Sektor ritel pun terpengaruh, meski dengan cepat mengalami perbaikan. Di 2007 permintaan ruang ritel di Jabodetabek 310 ribu meter persegi. Saat krisis, terjadi penurunan 41 persen, tetapi segera membaik di 2009 dengan kenaikan 11 persen.
Di sektor perkantoran Jakarta, permintaan mencapai puncaknya di 2008 dengan angka 280 ribu meter persegi. Kendati sempat melemah akibat krisis, kinerja perkantoran Jakarta kembali membaik di 2009.
“Krisis 2008 berpengaruh pada ekonomi global namun tak membuat properti dalam negeri terpuruk. PDB yang turun, suku bunga yang cukup tinggi, nilai tukar rupiah yang sempat berada di angka Rp 11.000 memang sempat memengaruhi kinerja properti, namun tidak berlangsung lama. Harga komoditas ekspor Indonesia yang berada di puncak, membuat PDB cepat pulih,” papar Tommy.
Advertisement
Perlambatan Ekonomi Nasional
Perlambatan Ekonomi Nasional
Pelemahan ekonomi yang terasa mulai 2014 membuat permintaan apartemen sedikit terkoreksi, apalagi dengan adanya kebijakan Bank Indonesia terkait LTV (loan to value). Konsumen apartemen pun meresponnya dengan melakukan sikap hati-hati.
Tidak hanya lokasi dan konsep, faktor reputasi developer juga menjadi pertimbangan sebelum membeli. Permintaan di 2015 lebih stabil dibanding 2014, terutama di proyek-proyek besutan developer dengan reputasi baik.
Sektor ritel Jakarta tak banyak mengalami pergerakan lantaran kebijakan moratorium yang digagas Pemprov DKI Jakarta. Pasokan terbesar disumbang Tangerang sebesar 750 ribu meter persegi, sementara Bekasi, Depok, dan Bogor memasok 191 ribu meter persegi. Meski terjadi penurunan di sektor fashion dan gadget, namun permintaan ruang ritel tahun ini masih tumbuh 91 ribu meter persegi.
Di sisi lain, sektor perkantoran mulai erasakan dampaknya. Permintaan kumulatif di kuartal III 2015 turun 1,3 persen dibanding kuartal sebelumnya. Permintaan umumnya datang dari relokasi perusahaan—yang ingin menghemat biaya—ke gedung dengan biaya sewa lebih murah. Perlambatan ekonomi juga membuat penyelesaian proyek tersendat, terutama gedung dengan pre-commitment rendah.

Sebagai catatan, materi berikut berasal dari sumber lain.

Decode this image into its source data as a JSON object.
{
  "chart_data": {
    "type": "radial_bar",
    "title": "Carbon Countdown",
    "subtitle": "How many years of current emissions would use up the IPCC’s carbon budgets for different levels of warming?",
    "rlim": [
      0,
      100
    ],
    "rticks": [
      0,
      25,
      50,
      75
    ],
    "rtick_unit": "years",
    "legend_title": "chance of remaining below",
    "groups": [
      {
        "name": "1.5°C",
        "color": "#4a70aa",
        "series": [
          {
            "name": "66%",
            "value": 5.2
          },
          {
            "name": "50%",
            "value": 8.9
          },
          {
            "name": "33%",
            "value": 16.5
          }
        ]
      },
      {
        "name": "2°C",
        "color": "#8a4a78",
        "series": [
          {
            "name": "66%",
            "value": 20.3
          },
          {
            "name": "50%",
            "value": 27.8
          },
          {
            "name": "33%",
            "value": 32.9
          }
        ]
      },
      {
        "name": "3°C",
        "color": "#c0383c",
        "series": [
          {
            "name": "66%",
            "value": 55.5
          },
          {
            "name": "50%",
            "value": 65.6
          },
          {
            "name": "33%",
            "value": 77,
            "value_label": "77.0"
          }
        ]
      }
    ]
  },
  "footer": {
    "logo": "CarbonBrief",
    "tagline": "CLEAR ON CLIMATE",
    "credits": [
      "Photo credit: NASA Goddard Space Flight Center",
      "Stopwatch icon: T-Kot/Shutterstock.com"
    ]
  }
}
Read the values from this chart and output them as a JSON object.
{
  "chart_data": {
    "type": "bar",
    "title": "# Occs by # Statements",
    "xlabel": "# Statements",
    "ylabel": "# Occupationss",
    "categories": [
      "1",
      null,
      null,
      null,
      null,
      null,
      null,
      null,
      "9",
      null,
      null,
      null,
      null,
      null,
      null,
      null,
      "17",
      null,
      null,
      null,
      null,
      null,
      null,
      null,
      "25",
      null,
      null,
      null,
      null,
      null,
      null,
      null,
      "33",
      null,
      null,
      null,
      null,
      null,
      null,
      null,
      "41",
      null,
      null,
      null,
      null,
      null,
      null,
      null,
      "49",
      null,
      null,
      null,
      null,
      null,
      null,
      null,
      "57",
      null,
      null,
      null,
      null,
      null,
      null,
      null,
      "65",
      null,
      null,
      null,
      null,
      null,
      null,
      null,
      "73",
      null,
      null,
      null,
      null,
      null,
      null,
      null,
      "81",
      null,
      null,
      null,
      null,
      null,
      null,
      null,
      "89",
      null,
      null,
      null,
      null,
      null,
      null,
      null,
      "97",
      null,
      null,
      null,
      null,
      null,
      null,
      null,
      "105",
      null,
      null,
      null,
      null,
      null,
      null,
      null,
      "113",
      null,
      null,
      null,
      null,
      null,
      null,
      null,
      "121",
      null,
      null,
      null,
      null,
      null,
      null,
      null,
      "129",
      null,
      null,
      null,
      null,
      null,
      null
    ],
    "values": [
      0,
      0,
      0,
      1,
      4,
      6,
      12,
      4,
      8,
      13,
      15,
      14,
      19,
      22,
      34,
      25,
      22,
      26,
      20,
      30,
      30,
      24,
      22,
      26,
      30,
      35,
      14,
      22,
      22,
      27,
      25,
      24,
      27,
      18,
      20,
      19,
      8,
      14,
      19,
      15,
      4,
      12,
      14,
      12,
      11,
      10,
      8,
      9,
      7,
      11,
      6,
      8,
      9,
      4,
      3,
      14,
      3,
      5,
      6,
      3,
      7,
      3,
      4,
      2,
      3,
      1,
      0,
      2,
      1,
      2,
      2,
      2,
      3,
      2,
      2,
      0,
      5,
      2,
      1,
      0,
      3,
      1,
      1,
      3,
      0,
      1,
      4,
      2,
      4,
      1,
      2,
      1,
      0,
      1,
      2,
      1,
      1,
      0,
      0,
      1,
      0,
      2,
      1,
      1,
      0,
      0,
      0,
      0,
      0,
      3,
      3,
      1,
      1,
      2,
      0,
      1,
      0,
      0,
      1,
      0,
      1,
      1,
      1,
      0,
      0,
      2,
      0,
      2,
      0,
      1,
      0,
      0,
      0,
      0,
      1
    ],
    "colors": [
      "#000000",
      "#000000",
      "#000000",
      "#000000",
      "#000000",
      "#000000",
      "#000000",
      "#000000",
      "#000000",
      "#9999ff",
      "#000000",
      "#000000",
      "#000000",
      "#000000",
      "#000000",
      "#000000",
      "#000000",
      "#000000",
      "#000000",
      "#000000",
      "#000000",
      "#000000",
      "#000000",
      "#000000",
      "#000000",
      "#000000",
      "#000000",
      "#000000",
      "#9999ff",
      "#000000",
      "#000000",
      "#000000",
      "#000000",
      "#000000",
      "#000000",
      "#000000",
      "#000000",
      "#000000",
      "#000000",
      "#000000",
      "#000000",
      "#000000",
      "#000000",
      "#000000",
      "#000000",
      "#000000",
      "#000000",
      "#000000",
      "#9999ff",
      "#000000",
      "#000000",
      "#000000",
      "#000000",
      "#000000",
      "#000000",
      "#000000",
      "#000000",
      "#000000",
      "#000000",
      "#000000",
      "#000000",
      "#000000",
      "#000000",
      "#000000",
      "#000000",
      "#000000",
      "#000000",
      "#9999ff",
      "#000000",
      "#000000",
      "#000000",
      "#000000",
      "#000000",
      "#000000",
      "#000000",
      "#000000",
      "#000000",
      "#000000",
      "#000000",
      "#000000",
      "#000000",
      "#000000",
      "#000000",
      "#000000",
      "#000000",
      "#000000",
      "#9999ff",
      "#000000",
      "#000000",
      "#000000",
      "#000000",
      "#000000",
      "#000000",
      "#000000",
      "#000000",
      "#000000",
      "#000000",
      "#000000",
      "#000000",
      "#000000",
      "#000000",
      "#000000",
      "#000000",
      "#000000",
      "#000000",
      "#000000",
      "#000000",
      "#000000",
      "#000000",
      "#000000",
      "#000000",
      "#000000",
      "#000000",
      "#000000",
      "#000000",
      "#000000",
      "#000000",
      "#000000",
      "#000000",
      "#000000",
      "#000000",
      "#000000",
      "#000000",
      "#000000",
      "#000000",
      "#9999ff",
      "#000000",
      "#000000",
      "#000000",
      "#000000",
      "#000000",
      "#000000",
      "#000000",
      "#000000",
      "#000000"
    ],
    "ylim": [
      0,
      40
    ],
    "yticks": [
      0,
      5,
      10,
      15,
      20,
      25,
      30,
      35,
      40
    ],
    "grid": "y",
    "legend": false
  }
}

Perlambatan ekonomi yang terasa mulai 2014 belum secara signifikan berpengaruh pada sektor properti, jelas Tommy, meski harga dan tingkat permintaan tidak mengalami kenaikan berarti. Indikator ekonomi tahun ini jauh lebih baik dibanding 1997 namun sedikit lebih buruk dibanding 2008.
“Harga komoditas yang rendah, kondisi ekonomi dunia yang menurun, serta regulasi baru pemerintah akan menekan pertumbuhan properti dan membuat perlambatannya lebih lama dibanding 2008,” pungkas Tommy.